Furthermore, results from post-marketing cohort studies regarding discontinuation due to AEs are provided. One study including 838 participants (aged 7–93 years) treated with flunarizine 5–20 mg (> 60% in 10 mg flunarizine group) up to 8 months, reports a percentage of 6% of subjects who discontinued due to AEs [33]. In another study, which was published in a Journal supplement only 14 out of 1435 participants, treated up to 6 months, with a follow-up period of an additional 6 months, discontinued due to AEs [34]. Overall, the most common adverse events reported were weight gain, fatigue and drowsiness.

Two head-to-head studies comparing flunarizine with propranolol showed an almost equal efficacy and tolerability profile [35, 36]. One study of 808 subjects treated for 16 weeks reported that flunarizine 10 mg was at least as effective as 160 mg propranolol concerning all evaluated parameters, and both drugs were well tolerated [35]. Another double-blind study comparing flunarizine 10 mg and propranolol 160 mg in more than 400 patients diagnosed with “classical migraine”, reported similar efficacy results (number, duration, and severity of attacks) [36]. Sedation or fatigue, gastric pain, vertigo and nausea were reported as the most important AEs in both groups [36].
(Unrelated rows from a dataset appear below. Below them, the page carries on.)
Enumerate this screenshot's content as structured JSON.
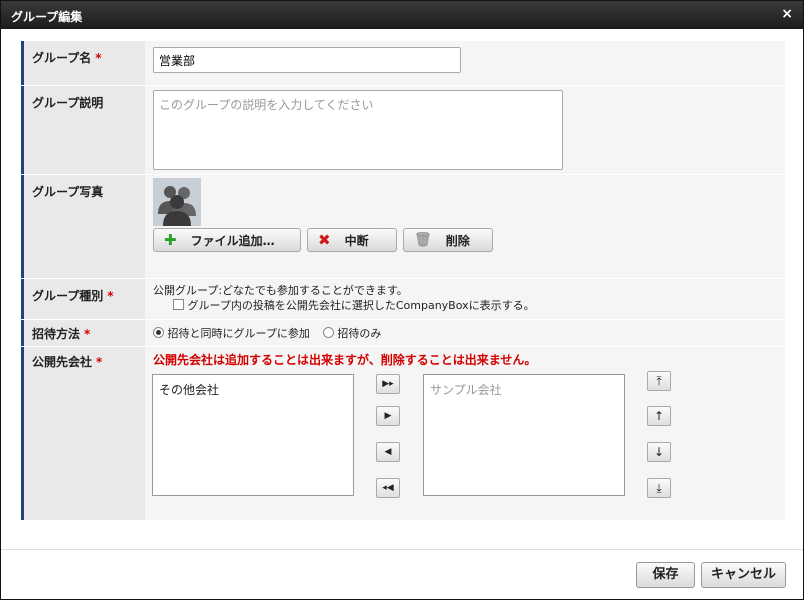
{
  "dialog": {
    "title": "グループ編集",
    "close_icon": "×"
  },
  "colors": {
    "accent_border": "#23457e",
    "required": "#d40000",
    "warning_text": "#d40000",
    "add_icon": "#2aa02a",
    "cancel_icon": "#d01818"
  },
  "form": {
    "group_name": {
      "label": "グループ名",
      "required_mark": "*",
      "value": "営業部"
    },
    "group_description": {
      "label": "グループ説明",
      "placeholder": "このグループの説明を入力してください",
      "value": ""
    },
    "group_photo": {
      "label": "グループ写真",
      "add_button": {
        "label": "ファイル追加…",
        "icon": "plus-icon"
      },
      "cancel_button": {
        "label": "中断",
        "icon": "x-icon"
      },
      "delete_button": {
        "label": "削除",
        "icon": "trash-icon"
      }
    },
    "group_type": {
      "label": "グループ種別",
      "required_mark": "*",
      "description": "公開グループ:どなたでも参加することができます。",
      "checkbox_label": "グループ内の投稿を公開先会社に選択したCompanyBoxに表示する。",
      "checkbox_checked": false
    },
    "invite_method": {
      "label": "招待方法",
      "required_mark": "*",
      "options": [
        {
          "label": "招待と同時にグループに参加",
          "selected": true
        },
        {
          "label": "招待のみ",
          "selected": false
        }
      ]
    },
    "public_companies": {
      "label": "公開先会社",
      "required_mark": "*",
      "warning": "公開先会社は追加することは出来ますが、削除することは出来ません。",
      "available_list": [
        "その他会社"
      ],
      "selected_list": [
        "サンプル会社"
      ],
      "move_buttons": [
        {
          "name": "move-all-right-button",
          "glyph": "▶▸"
        },
        {
          "name": "move-right-button",
          "glyph": "▶"
        },
        {
          "name": "move-left-button",
          "glyph": "◀"
        },
        {
          "name": "move-all-left-button",
          "glyph": "◂◀"
        }
      ],
      "order_buttons": [
        {
          "name": "move-top-button",
          "glyph": "⤒"
        },
        {
          "name": "move-up-button",
          "glyph": "↑"
        },
        {
          "name": "move-down-button",
          "glyph": "↓"
        },
        {
          "name": "move-bottom-button",
          "glyph": "⤓"
        }
      ]
    }
  },
  "footer": {
    "save_label": "保存",
    "cancel_label": "キャンセル"
  }
}
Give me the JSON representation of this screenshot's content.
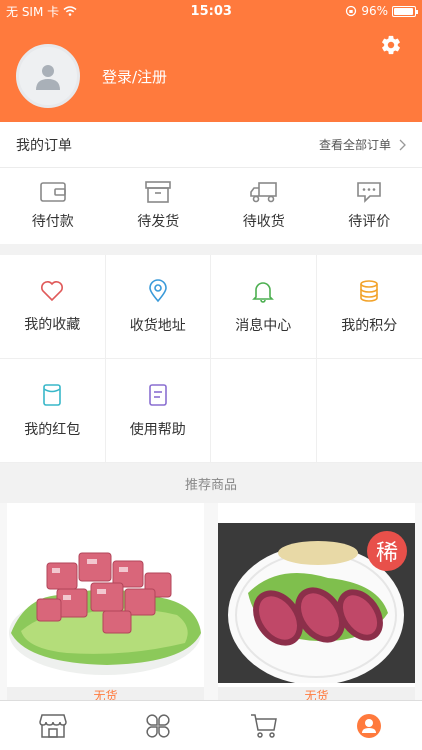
{
  "status": {
    "carrier": "无 SIM 卡",
    "time": "15:03",
    "battery": "96%",
    "battery_level": 0.96
  },
  "profile": {
    "login_label": "登录/注册"
  },
  "orders": {
    "title": "我的订单",
    "view_all": "查看全部订单",
    "items": [
      {
        "label": "待付款",
        "icon": "wallet-icon"
      },
      {
        "label": "待发货",
        "icon": "box-icon"
      },
      {
        "label": "待收货",
        "icon": "truck-icon"
      },
      {
        "label": "待评价",
        "icon": "comment-icon"
      }
    ]
  },
  "services": [
    {
      "label": "我的收藏",
      "icon": "heart-icon",
      "color": "#e05a5a"
    },
    {
      "label": "收货地址",
      "icon": "location-icon",
      "color": "#3a9ad9"
    },
    {
      "label": "消息中心",
      "icon": "bell-icon",
      "color": "#4caf50"
    },
    {
      "label": "我的积分",
      "icon": "coins-icon",
      "color": "#f2a32b"
    },
    {
      "label": "我的红包",
      "icon": "redpacket-icon",
      "color": "#38b7c9"
    },
    {
      "label": "使用帮助",
      "icon": "help-doc-icon",
      "color": "#8a6fd1"
    }
  ],
  "recommend": {
    "title": "推荐商品",
    "products": [
      {
        "image": "product-meat-cubes-image",
        "stock": "无货"
      },
      {
        "image": "product-sausage-image",
        "badge": "稀",
        "stock": "无货"
      }
    ]
  },
  "tabbar": [
    {
      "icon": "shop-icon"
    },
    {
      "icon": "category-icon"
    },
    {
      "icon": "cart-icon"
    },
    {
      "icon": "profile-icon",
      "active": true,
      "color": "#ff7a3d"
    }
  ],
  "colors": {
    "accent": "#ff7a3d",
    "background": "#f2f2f2"
  }
}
Flunarizine could be beneficial as a treatment choice in relation to specific comorbidities. Considering its inhibitory effects on the calcium-related contraction of vascular smooth muscle, flunarizine may be a good option for prophylaxis in migraine individuals with cardiovascular diseases such as arrythmias [37]. Additionally, the vestibular depressive effect of this drug was also demonstrated in animals and humans [11], and recent trials reported the benefit of flunarizine on vestibular symptoms in patients with vestibular migraine [38, 39].

Conclusions

Five trials of flunarizine as prophylactic agent yielded by our systematic search showed a significant reduction in migraine attacks over placebo in limited observational periods, in small population groups and selected outcome parameters. Based on these results, flunarizine has been used as a first or second line prophylactic treatment for migraine in many countries. The present critical and systematic reappraisal of these trials, in accordance with current international guidelines for controlled trials on migraine prevention reveals an insufficiency of data to support the attribution of a Level A evidence for efficacy. The introduction of novel migraine-specific drugs with good evidence of efficacy and excellent tolerability challenges the role of traditional oral preventatives such as flunarizine. Further large-scale studies, head-to-head trials or real-world evidence would be useful to support the role and efficacy of flunarizine in migraine prevention.